Quel est le poids de l’économie dans l'attitude de la France ?
Il joue évidemment un rôle important. Paris cherche à conserver ses positions en Algérie, plus grand pays d’Afrique avec d’importantes ressources. D’autant que son influence est battue en brèche par des puissances émergentes. Il faut voir que la France a beaucoup reculé au détriment de la Chine, devenue le premier partenaire économique d’Alger. Pékin est notamment très implanté dans le BTP.
Dans l’attitude française vis-à-vis des manifestations, il y a donc de la réalpolitique. De ce point de vue, la période Bouteflika (1999-2019) a bien arrangé Paris, comme elle a arrangé l’Union européenne. Une période caractérisée par la corruption et le statu quo. De fait, ce statu quo offrait de la lisibilité sur le long terme ainsi qu’une stabilité du personnel d’Etat, ce qui a permis aux Français d’apprendre à connaître leurs homologues algériens. Résultat : personne dans les élites politiques n’a envie d’une alternance en Algérie !
Pour autant, la position française rappelle un peu celle vis-à-vis de l’Arabie, un des principaux financeurs du wahhabisme, voire du terrorisme. Les très importantes relations commerciales empêchent les milieux officiels de dénoncer la situation.
Concrètement, où en est aujourd’hui la coopération entre la France et l’Algérie ?

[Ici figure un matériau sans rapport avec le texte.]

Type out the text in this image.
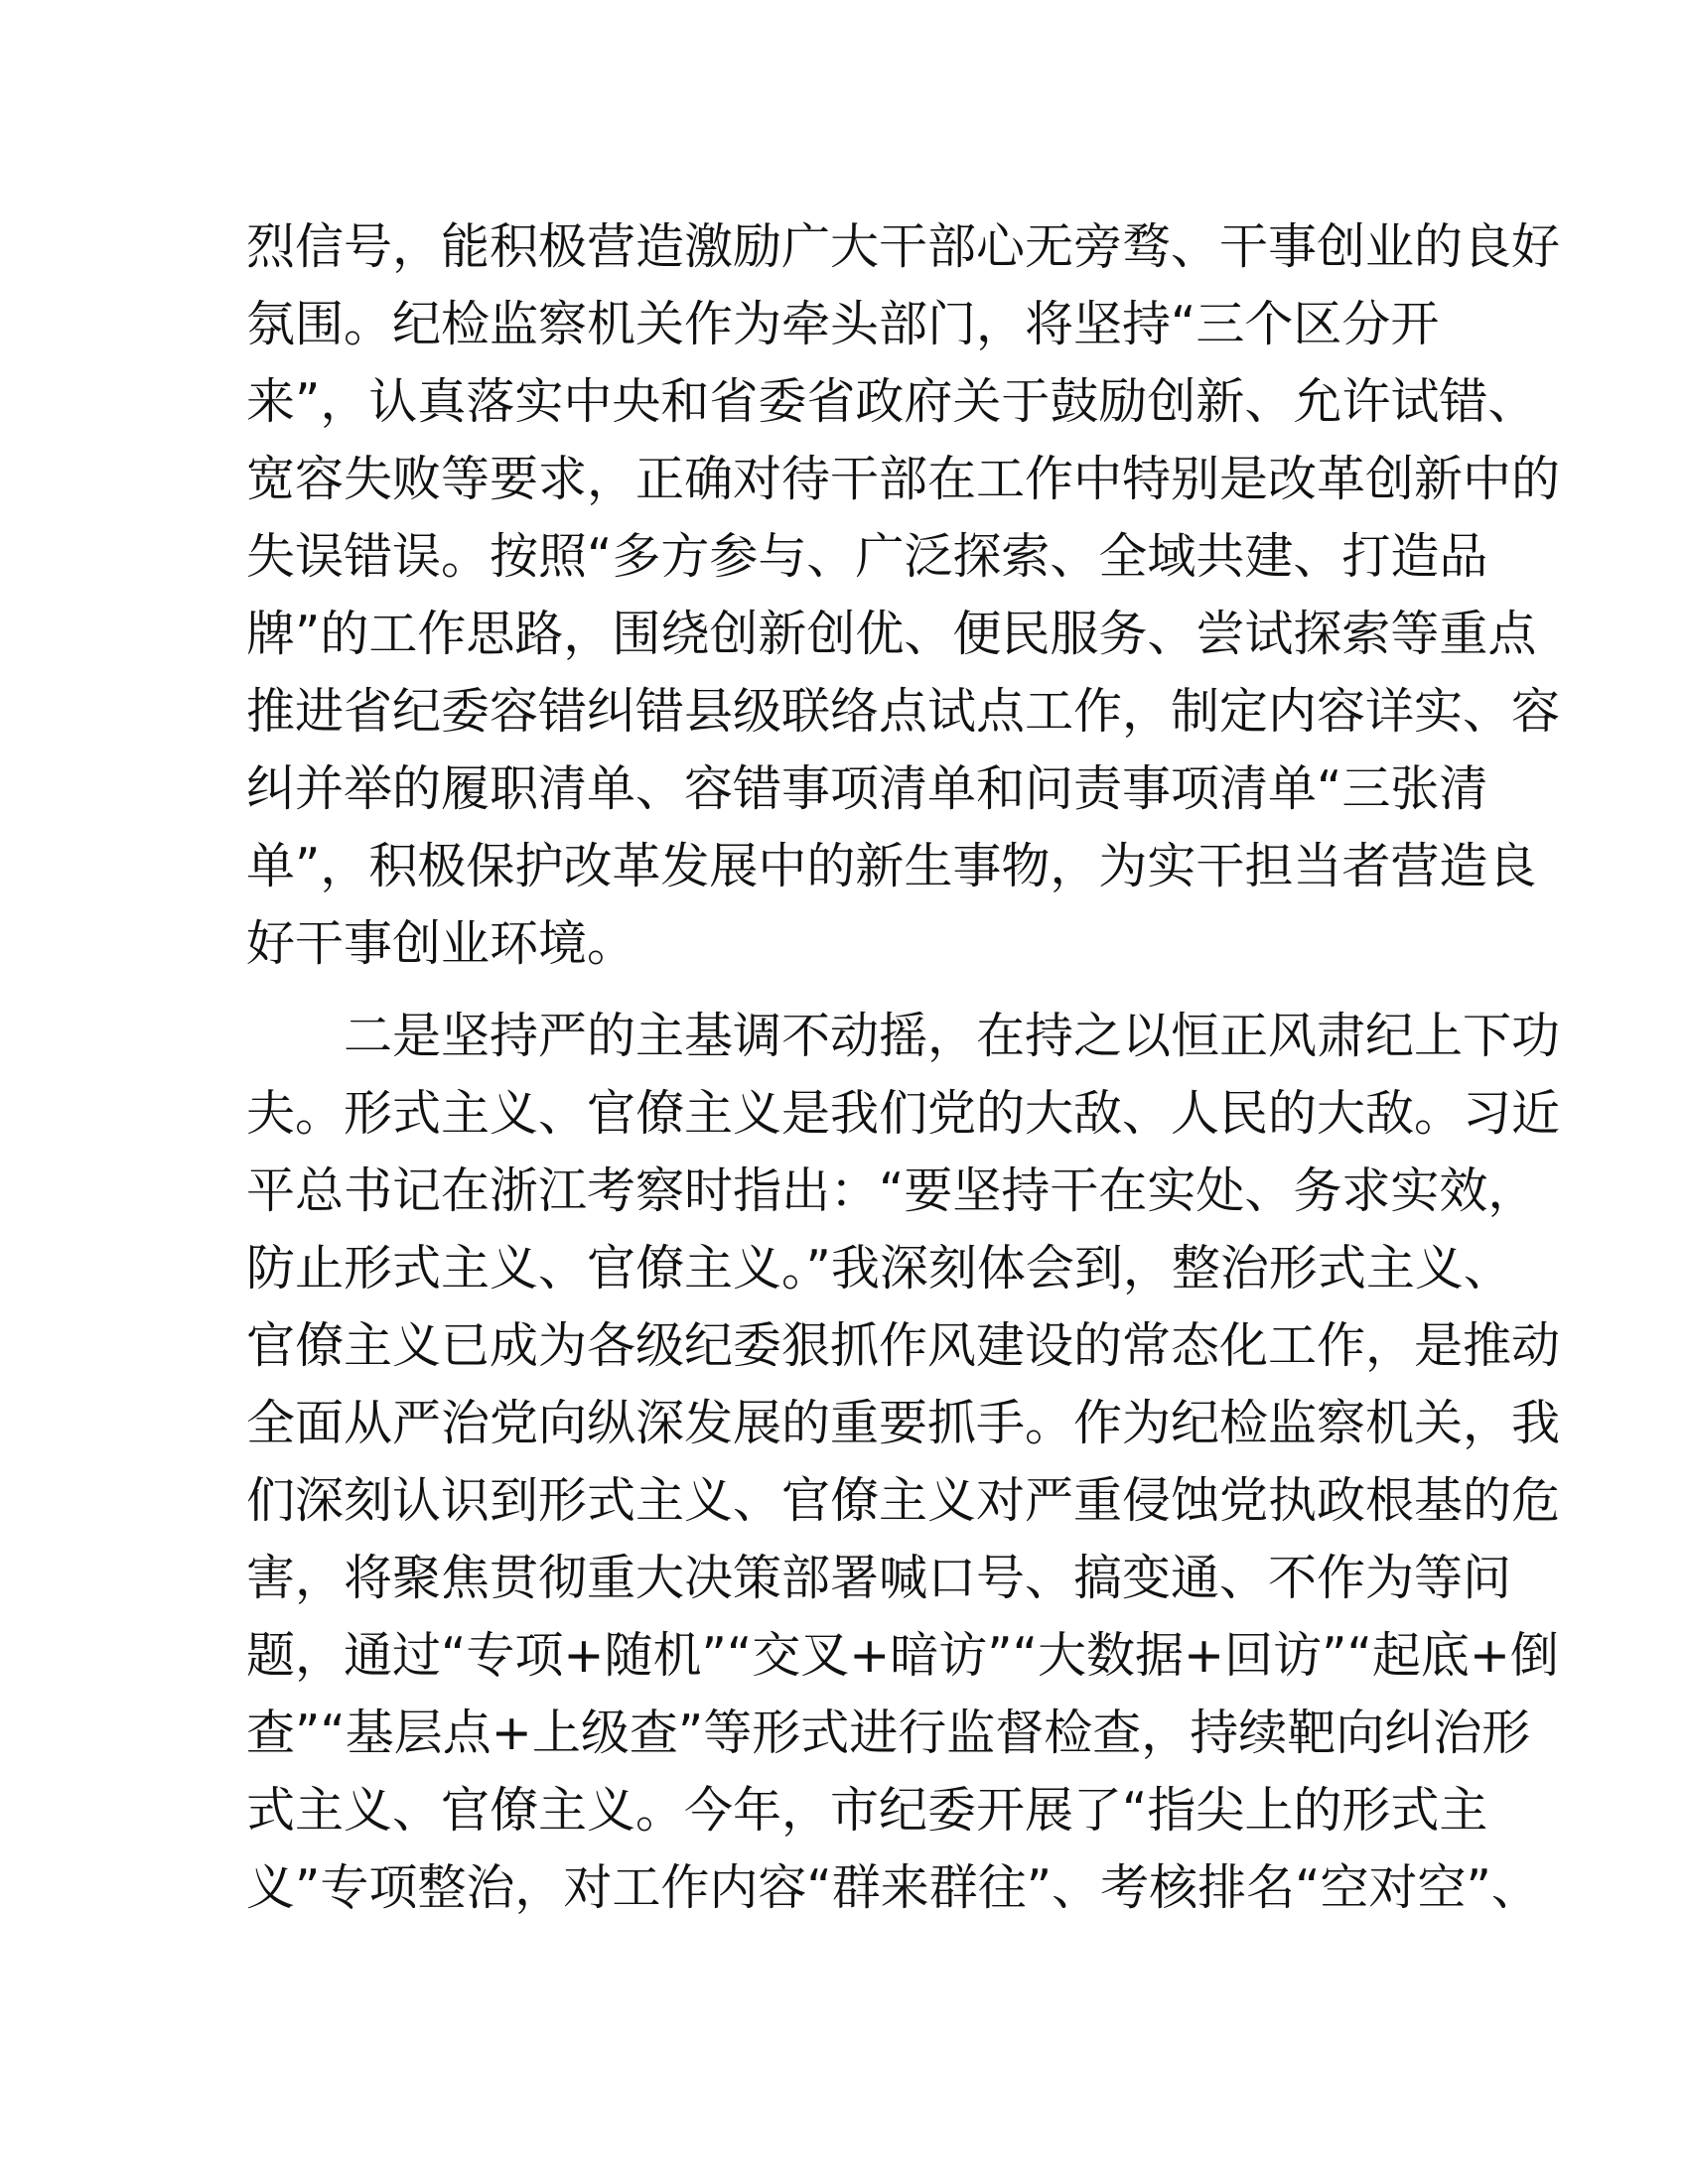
烈信号，能积极营造激励广大干部心无旁骛、干事创业的良好
氛围。纪检监察机关作为牵头部门，将坚持“三个区分开
来”，认真落实中央和省委省政府关于鼓励创新、允许试错、
宽容失败等要求，正确对待干部在工作中特别是改革创新中的
失误错误。按照“多方参与、广泛探索、全域共建、打造品
牌”的工作思路，围绕创新创优、便民服务、尝试探索等重点
推进省纪委容错纠错县级联络点试点工作，制定内容详实、容
纠并举的履职清单、容错事项清单和问责事项清单“三张清
单”，积极保护改革发展中的新生事物，为实干担当者营造良
好干事创业环境。
　　二是坚持严的主基调不动摇，在持之以恒正风肃纪上下功
夫。形式主义、官僚主义是我们党的大敌、人民的大敌。习近
平总书记在浙江考察时指出：“要坚持干在实处、务求实效，
防止形式主义、官僚主义。”我深刻体会到，整治形式主义、
官僚主义已成为各级纪委狠抓作风建设的常态化工作，是推动
全面从严治党向纵深发展的重要抓手。作为纪检监察机关，我
们深刻认识到形式主义、官僚主义对严重侵蚀党执政根基的危
害，将聚焦贯彻重大决策部署喊口号、搞变通、不作为等问
题，通过“专项+随机”“交叉+暗访”“大数据+回访”“起底+倒
查”“基层点+上级查”等形式进行监督检查，持续靶向纠治形
式主义、官僚主义。今年，市纪委开展了“指尖上的形式主
义”专项整治，对工作内容“群来群往”、考核排名“空对空”、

Elle a toujours la même intensité. En matière de soft power, la France a une position importante. Le français reste la langue principale du monde des affaires algérien. Et la France est le pays vers lequel on se tourne quand on veut faire des études ou quand on veut s’installer ailleurs. Comme le soulignait le président Chadli Bendjedid, la relation entre les deux pays peut être tendue ou détendue, elle ne sera jamais banale.
Spécialiste du Maghreb et de l’islamisme, Kader A. Abderrahim vient d’écrire Géopolitique de l’Etat islamique (Eyrolles).